Tory minister, Andrew Mitchell, aided tycoon who gave him £40,000

Tory minister, Andrew Mitchell, aided tycoon who gave him £40,000

Andrew Mitchell helped one of the world’s richest cocoa dealers to overcome a trading ban after receiving a £40,000 bribe from his company

A Tory cabinet minister intervened on behalf of one of the world’s richest cocoa dealers to help him overcome a trading ban after receiving £40,000 in donations from his company.

Andrew Mitchell, the international development secretary, acted after being approached by the millionaire cocoa dealer who was seeking to lift an official ban on his firm trading in west Ghana.

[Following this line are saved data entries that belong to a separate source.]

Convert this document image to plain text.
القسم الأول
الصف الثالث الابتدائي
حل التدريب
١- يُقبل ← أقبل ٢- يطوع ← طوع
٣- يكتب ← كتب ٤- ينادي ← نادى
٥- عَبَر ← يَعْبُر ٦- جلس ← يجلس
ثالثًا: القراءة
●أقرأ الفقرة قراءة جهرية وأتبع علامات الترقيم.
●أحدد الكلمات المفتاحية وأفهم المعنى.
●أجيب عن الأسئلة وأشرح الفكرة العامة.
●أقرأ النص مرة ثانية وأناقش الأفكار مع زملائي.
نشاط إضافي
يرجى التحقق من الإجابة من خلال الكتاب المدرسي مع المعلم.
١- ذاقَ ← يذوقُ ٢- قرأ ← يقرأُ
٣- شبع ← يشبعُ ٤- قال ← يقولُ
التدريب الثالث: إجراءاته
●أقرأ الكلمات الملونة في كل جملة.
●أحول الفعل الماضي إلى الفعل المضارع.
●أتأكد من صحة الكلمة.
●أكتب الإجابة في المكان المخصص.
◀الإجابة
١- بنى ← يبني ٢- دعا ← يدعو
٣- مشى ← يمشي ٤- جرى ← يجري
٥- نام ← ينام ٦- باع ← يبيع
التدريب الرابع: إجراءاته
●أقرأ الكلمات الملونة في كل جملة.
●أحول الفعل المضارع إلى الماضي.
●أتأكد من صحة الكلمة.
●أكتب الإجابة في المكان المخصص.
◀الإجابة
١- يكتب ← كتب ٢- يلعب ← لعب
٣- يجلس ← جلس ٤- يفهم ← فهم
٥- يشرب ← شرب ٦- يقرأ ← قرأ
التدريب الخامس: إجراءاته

Weeks after the general election, the businessman, Anthony Ward, wrote to Mitchell asking him to lobby the Ghanaian government “at a presidential level” after it banned Armajaro Holdings from trading because one of its contractors was involved in smuggling cocoa out of the west African state.

Internal government documents reveal that Mitchell phoned the British high commissioner in Ghana on the matter, even though it was outside the remit of his department.

On the same day, Mitchell’s officials contacted the Foreign Office, saying the matter required “urgent attention”.

Henry Bellingham, the Foreign Office minister, subsequently lobbied the vice-president of Ghana on behalf of Ward’s company. The partial trading ban on his firm’s cocoa operation in Ghana has now been lifted, except in one district of the country.

Ward made headlines earlier this year when he cornered a big chunk of the cocoa market. Nicknamed “Chocfinger”, he is estimated to be worth £36m. His customers include Cadbury.

Paul Farrelly, the Labour MP for Newcastle-under-Lyme, said it was “naive at best” for Mitchell to have become personally involved in the case. “There will always be the accusation that, through political donations or contributions to a minister’s office, influence is being sought or bought.”

The ministerial code says: “Ministers must ensure that no conflict arises, or could reasonably be perceived to arise, between their public duties and their private interests, financial or otherwise.”

The internal documents, obtained by The Sunday Times under the Freedom of Information Act, show that even Foreign Office civil servants raised questions as to why the government should intervene to help Ward’s company.

One official wrote: “Is this ... something we should lobby on? Or should the UK company realise they have broken the rules and have to pay the price?”

Armajaro Holdings gave sums totalling £40,000 to Mitchell’s parliamentary office between August 2006 and December 2009. He declared them in the register of members’ interests. The company separately gave £50,000 to the Conservative party in May 2004.

Mitchell’s intervention is the first case the government has faced of a potential conflict of interest.

A spokesman for Mitchell denied any wrongdoing. “The letter from Armajaro was dealt with in accordance with normal ministerial procedures.” Ward declined to comment on the letter he wrote to Mitchell.